SOUTH AFRICA – Astral Foods, a leading poultry producer in South Africa, expects to record losses during this financial year due to input costs exceeding the selling prices for chicken.
The Johannesburg Stock Exchange listed company has seen input costs skyrocket beyond levels necessary to maintain profitability due to frequent power blackouts and a deadly bird flu outbreak.
To keep production on even during power blackouts, Astral Foods has for instance had to switch on diesel powered generators, which leaves it with a R45 million (US$2.4 million) bill a month.
To date, the total cost associated with the current bird flu outbreak amounts to about R220 million (US$11.74 million) for the group.
According to Astral Foods, the losses extend beyond the biological cost of culled birds to include costs relating to measures taken for the safe disposal of these birds, as well as biosecurity measures implemented to curb the spread of the disease.

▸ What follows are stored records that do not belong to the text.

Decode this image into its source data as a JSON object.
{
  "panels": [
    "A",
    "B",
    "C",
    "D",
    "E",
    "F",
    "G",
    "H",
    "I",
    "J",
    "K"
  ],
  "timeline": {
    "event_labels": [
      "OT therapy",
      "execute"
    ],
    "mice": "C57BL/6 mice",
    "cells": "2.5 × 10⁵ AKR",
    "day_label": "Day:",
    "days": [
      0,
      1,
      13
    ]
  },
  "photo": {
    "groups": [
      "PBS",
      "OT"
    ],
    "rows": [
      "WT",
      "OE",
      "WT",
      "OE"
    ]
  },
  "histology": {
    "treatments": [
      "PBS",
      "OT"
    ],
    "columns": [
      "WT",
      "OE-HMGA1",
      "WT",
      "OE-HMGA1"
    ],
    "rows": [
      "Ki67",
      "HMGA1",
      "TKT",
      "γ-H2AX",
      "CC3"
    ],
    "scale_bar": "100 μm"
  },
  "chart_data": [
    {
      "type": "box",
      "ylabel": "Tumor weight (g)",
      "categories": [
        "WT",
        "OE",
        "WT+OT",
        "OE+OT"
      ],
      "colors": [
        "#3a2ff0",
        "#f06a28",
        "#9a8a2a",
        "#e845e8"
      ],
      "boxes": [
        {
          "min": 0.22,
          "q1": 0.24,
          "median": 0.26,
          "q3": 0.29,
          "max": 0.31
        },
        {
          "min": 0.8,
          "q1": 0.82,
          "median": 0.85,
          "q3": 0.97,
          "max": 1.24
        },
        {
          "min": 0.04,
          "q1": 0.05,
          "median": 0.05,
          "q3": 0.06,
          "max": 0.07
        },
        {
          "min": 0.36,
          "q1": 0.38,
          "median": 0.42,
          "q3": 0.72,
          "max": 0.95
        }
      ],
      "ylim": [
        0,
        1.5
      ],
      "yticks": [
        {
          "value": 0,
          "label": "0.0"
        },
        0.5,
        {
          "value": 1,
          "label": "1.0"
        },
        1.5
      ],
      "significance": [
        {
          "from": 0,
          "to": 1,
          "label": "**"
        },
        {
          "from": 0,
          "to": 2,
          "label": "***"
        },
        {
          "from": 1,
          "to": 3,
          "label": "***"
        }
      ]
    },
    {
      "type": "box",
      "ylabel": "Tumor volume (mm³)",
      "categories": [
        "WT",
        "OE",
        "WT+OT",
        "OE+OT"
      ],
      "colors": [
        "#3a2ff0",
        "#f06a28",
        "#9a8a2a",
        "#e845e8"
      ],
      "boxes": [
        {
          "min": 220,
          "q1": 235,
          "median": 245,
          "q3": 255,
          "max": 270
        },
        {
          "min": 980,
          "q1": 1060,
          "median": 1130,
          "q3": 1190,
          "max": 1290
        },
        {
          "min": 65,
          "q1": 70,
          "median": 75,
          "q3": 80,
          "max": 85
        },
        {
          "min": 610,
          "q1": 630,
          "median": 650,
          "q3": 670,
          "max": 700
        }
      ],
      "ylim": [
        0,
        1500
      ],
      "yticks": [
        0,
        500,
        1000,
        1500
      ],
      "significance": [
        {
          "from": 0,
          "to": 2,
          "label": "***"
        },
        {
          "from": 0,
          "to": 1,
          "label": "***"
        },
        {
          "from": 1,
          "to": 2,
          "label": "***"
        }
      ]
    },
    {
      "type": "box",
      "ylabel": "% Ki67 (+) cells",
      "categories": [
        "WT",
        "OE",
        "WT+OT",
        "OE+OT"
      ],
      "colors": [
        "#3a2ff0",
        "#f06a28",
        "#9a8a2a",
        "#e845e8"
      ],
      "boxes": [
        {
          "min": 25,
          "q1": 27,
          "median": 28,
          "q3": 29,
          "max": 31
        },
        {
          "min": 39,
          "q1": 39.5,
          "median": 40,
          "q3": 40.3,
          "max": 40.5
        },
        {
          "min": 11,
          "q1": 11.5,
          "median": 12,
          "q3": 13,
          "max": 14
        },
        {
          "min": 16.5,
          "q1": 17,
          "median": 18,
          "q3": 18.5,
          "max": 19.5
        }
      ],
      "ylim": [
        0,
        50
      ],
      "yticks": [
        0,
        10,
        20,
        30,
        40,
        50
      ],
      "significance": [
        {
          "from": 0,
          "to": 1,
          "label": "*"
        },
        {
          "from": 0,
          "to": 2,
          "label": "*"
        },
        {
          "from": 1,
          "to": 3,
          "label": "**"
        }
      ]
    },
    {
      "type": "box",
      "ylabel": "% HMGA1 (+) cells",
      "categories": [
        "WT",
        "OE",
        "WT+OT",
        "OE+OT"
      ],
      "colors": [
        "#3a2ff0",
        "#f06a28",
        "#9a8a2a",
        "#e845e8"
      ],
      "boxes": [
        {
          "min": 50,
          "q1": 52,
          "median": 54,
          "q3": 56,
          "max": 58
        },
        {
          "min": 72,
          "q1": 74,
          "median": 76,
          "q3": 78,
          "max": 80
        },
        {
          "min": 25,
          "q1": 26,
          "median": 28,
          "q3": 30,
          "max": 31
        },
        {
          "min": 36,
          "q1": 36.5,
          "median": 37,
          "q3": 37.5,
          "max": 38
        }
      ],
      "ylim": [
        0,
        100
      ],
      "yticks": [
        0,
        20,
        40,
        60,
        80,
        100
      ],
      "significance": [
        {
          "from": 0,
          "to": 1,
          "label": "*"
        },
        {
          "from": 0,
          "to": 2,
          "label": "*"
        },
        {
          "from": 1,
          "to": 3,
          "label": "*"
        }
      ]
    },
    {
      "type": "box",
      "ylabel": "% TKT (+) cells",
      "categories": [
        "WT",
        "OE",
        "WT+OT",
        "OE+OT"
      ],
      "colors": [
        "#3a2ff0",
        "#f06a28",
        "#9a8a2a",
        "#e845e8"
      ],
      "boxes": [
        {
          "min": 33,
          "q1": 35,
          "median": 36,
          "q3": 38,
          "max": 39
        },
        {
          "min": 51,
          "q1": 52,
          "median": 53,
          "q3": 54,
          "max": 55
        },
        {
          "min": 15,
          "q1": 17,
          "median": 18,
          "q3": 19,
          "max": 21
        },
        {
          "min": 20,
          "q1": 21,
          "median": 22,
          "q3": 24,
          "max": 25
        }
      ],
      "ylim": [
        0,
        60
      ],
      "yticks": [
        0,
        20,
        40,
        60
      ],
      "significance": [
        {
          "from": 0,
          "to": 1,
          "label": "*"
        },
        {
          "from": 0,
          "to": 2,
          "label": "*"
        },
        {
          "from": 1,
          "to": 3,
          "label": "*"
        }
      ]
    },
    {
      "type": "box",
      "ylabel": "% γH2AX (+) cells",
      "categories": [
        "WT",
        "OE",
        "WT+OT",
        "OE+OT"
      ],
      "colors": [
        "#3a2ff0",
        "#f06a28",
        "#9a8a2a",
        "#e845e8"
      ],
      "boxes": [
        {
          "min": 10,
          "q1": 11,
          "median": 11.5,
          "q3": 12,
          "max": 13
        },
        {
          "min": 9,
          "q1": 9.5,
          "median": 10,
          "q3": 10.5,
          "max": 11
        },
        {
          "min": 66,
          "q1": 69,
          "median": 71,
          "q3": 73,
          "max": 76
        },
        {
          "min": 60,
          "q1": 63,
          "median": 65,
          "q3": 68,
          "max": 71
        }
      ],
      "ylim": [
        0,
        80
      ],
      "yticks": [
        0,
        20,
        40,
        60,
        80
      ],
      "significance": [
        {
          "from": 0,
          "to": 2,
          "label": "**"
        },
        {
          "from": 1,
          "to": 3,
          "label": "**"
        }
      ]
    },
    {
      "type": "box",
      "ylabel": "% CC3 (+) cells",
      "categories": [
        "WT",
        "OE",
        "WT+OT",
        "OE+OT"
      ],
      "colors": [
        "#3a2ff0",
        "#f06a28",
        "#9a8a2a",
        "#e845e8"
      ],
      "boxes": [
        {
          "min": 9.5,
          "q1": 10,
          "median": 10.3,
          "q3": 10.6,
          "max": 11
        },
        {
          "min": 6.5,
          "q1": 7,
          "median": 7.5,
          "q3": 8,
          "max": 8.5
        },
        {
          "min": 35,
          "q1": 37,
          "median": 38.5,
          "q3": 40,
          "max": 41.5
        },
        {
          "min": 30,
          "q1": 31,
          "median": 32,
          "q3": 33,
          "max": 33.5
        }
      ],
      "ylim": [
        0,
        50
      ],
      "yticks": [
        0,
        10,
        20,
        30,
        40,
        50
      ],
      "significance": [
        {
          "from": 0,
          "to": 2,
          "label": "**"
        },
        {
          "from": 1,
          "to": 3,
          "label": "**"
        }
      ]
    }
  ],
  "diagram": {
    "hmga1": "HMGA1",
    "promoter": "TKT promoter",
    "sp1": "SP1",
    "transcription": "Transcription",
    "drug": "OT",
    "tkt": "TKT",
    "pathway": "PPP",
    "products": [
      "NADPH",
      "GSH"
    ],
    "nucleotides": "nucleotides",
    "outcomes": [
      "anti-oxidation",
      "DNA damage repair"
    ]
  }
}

“The bird flu outbreak is the worst that South Africa has witnessed and goes well beyond the impact felt by the H5N8 bird flu in 2017,” the company said.
Astral had to cut back on at least 12 million broiler placements in the six months ended March 31, which resulted in older and heavier birds consuming higher levels of feed.
The County Fair and Mountain Valley chicken brand owner also had to cut back on poultry production to catch up with the backlog in the slaughter programme.
This in addition to higher feed costs owing to older broilers and overtime costs for the additional shifts resulted in production costs being way higher that selling prices for chicken.
At one time, Astral was selling chicken at a loss of R2/kg, with the cost to produce chicken having exceeded the selling price.
In total the company revealed incurred a R919 million (US$49.04 million) bill which is higher than what it expects to earn from the sale of chicken meat products.
As a result, Astral Foods has cautioned that its earnings a share (EPS) for the year ended September could decrease by as much as 165%, amounting to a loss of R18.08 apiece. A year earlier, it had posted an EPS of R27.81.
Fortunately, Astral reports the backlog in the slaughter programme was cleared by the end of June and broiler efficiencies have subsequently normalised on targeted broiler age, live weight and feed consumption.
However, other factors still negatively impacted the financial performance of the group, including less promotional activity in the wholesale and retail sectors on chicken and limited product range that could be discounted, as well as poultry selling prices coming under severe pressure as consumption slowed down in winter.
At an industry level, Astral expects short suppliers of table eggs into the market, as well as an impacted poultry meat value chain in the coming months.
Astral assures that its balance sheet is geared to about 25% to maintain sufficient liquidity and solvency going forward and plans to release another trading statement at the end of October.